The newest Ambar also introduces a plentiful vegetarian selection that swings from hearty (gnocchi in creamy truffle-infused mushroom sauce) to healthy (Brussels sprouts, flash-fried cauliflower, and thin-sliced beet carpaccio).
On the drinks side, more than 80 wines showcase grapes across Serbia, Macedonia, Slovenia, Bosnia and Herzegovina, and Croatia.
“Wine has been a crucial part of the restaurant DNA since day one,” says Aleksandar Krsmanovic, with whom Iricanin worked to source the wine. “The majority of the list is focused on Balkan wines from indigenous grape varietals that can not be found anywhere else in the world.”

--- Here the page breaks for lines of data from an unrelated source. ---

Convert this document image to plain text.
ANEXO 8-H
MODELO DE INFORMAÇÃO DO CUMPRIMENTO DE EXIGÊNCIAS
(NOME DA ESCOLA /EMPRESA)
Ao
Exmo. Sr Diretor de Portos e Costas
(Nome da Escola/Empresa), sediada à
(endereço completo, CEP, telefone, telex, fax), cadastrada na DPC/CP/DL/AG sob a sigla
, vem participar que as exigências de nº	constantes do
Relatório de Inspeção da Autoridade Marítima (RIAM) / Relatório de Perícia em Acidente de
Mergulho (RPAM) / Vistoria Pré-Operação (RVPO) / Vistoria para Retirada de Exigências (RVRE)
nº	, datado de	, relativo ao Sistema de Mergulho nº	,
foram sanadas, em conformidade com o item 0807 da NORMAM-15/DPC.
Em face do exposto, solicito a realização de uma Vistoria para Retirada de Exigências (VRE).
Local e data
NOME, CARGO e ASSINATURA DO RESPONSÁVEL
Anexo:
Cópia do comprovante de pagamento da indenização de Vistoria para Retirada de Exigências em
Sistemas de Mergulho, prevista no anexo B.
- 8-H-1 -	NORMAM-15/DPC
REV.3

As for the harder stuff, Ambar has a bar full rakia—the beloved Balkan spirit created from fermented fruit like plums, grapes, or other stone fruit. Ambar serves almost 20 different kinds, whether neat, over ice, or in cocktails. Quince rakia, for example, makes its way into a fall-like drink with scotch and ginger syrup. Ambar isn’t immune to the espresso martini craze, making its own version with vodka, Galliano Ristretto (an espresso liqueur), China China amer orange liqueur, and hazelnut orgeat. Bottled Balkan beers will also be available, alongside fresh juices.
Iricanin has had his eyes on this high-profile corner in Shaw for some time. Back in 2018, Eater reported that he was in talks with the landlord. Five years later, the project is finally here.
The first-floor dining room, anchored by an oversized oval bar with overhead liquor shelves suspended from the 12-foot ceiling, features earthy tones, wooden elements, splashes of green, and a large mural of a preening rooster. On warmer days, garage-like storefront doors open up on both sides of the dining room to the bustling street. There’s also a dedicated pick-up window for grab-and-go dinner.
After moving from Serbia to D.C. in 2005, Iricanin worked his way up from busser to chef and partner at Richard Sandoval Hospitality’s now-closed bottomless pioneer Masa 14. The entrepreneurial restaurateur wanted nothing more than to express the best of his own culture and people—which includes all-you-can-eat dining.
“Unlimited food is just part of the Balkan hospitality I want people to experience,” says Iricanin. “The region’s culture has much to offer, and doing it through food is the best way I know how. [Ambar] is about how to bring people closer around the table.”
On weekdays, lunch runs 12 p.m. to 3:30 p.m. and dinner runs 4 p.m. to 10 p.m. and 4:30 p.m. to 11:30 p.m. on Saturday and until 10 p.m. on Sunday. Weekend brunch runs 10 a.m. to 3:30 p.m.